The demo as an evidence package, not a permission
Section titled “The demo as an evidence package, not a permission”Nothing in the FCA’s AI work removes the underlying authorisation requirement. A firm offering credit broking as a service must still be authorised under FSMA, must still meet the threshold conditions, and must still satisfy the conduct rules in CONC and the Duty. AI-specific tooling is additive; it does not substitute for authorisation. The Lending Agent demonstrator is positioned to make the additive evidence cheaper to produce, not to remove any layer of regulatory work below it.
For the most current view of the FCA’s AI position, the canonical references are the AI Update PDF (22 April 2024), the AI in financial services hub, and the AI Lab programme pages. Where AI-mediated journeys cross regulatory remits (FCA conduct, ICO data protection, CMA competition, Ofcom online safety), the DRCF AI and Digital Hub ran a one-year pilot offering a cross-regulator route for queries; that pilot is now closed to new queries, but its published case studies record the informal advice it gave.
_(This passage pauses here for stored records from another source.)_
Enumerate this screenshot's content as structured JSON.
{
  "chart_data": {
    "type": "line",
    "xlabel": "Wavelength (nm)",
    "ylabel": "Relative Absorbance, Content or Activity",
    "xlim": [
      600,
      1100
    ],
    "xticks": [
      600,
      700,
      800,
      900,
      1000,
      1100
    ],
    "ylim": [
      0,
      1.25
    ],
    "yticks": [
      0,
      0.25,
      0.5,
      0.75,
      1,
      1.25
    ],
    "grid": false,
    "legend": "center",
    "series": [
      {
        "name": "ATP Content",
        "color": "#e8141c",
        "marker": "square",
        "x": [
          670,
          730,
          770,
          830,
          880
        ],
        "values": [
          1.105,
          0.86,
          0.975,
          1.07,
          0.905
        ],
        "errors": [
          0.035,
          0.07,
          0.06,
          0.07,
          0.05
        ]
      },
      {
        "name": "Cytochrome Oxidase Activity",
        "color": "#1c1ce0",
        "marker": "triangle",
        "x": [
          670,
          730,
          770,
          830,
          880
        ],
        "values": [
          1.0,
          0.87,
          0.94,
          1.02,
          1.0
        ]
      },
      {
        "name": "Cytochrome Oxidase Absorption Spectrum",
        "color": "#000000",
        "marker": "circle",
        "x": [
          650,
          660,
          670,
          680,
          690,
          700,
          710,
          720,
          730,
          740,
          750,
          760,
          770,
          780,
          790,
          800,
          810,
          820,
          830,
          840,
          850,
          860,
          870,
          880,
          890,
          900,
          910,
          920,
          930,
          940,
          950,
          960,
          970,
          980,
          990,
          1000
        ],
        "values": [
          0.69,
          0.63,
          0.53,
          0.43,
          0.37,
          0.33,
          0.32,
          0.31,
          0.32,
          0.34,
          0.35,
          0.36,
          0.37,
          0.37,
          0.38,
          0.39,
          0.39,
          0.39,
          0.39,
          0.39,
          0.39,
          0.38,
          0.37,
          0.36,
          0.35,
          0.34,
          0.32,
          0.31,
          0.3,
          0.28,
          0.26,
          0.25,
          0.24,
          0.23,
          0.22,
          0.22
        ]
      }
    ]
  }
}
Adjacent regulatory frameworks worth tracking
Section titled “Adjacent regulatory frameworks worth tracking”The AI Update sits inside a wider regulatory ecosystem. Three adjacent threads matter for an AI-mediated credit journey:
- ICO AI guidance and the rewrite of Article 22. The Data (Use and Access) Act 2025 repealed Article 22 of the UK GDPR and replaced it with Articles 22A to 22D. The new regime is more permissive (legitimate interests can support solely automated decisions for non-special-category data) but mandates safeguards: information rights, the right to make representations, the right to obtain human intervention, and the right to contest decisions. The ICO consulted in 2026 on updated automated decision-making guidance reflecting this change; brokers should track the final version.
- Operational resilience under PS21/3. The PS21/3 framework requires firms to identify important business services, set impact tolerances, and remain within them. For a broker whose customer journey runs on an AI-mediated surface, the agent platform and the model provider sit on the critical path of an important business service and should be inside the firm’s mapping, third-party concentration analysis, and severe-but-plausible scenario testing. The FCA’s deadline for firms to operate within impact tolerances passed on 31 March 2025.
- Equality Act 2010. AI systems can produce indirectly discriminatory outcomes under section 19 of the Equality Act 2010 where a facially neutral practice disadvantages a group sharing a protected characteristic. The replay engine’s drift and counterfactual modes (see replay and evidence) are the operational mechanism by which a firm can satisfy itself that its journey does not produce such patterns; objective justification under section 19 still requires the firm to be able to show that any disparate effect is a proportionate means of achieving a legitimate aim.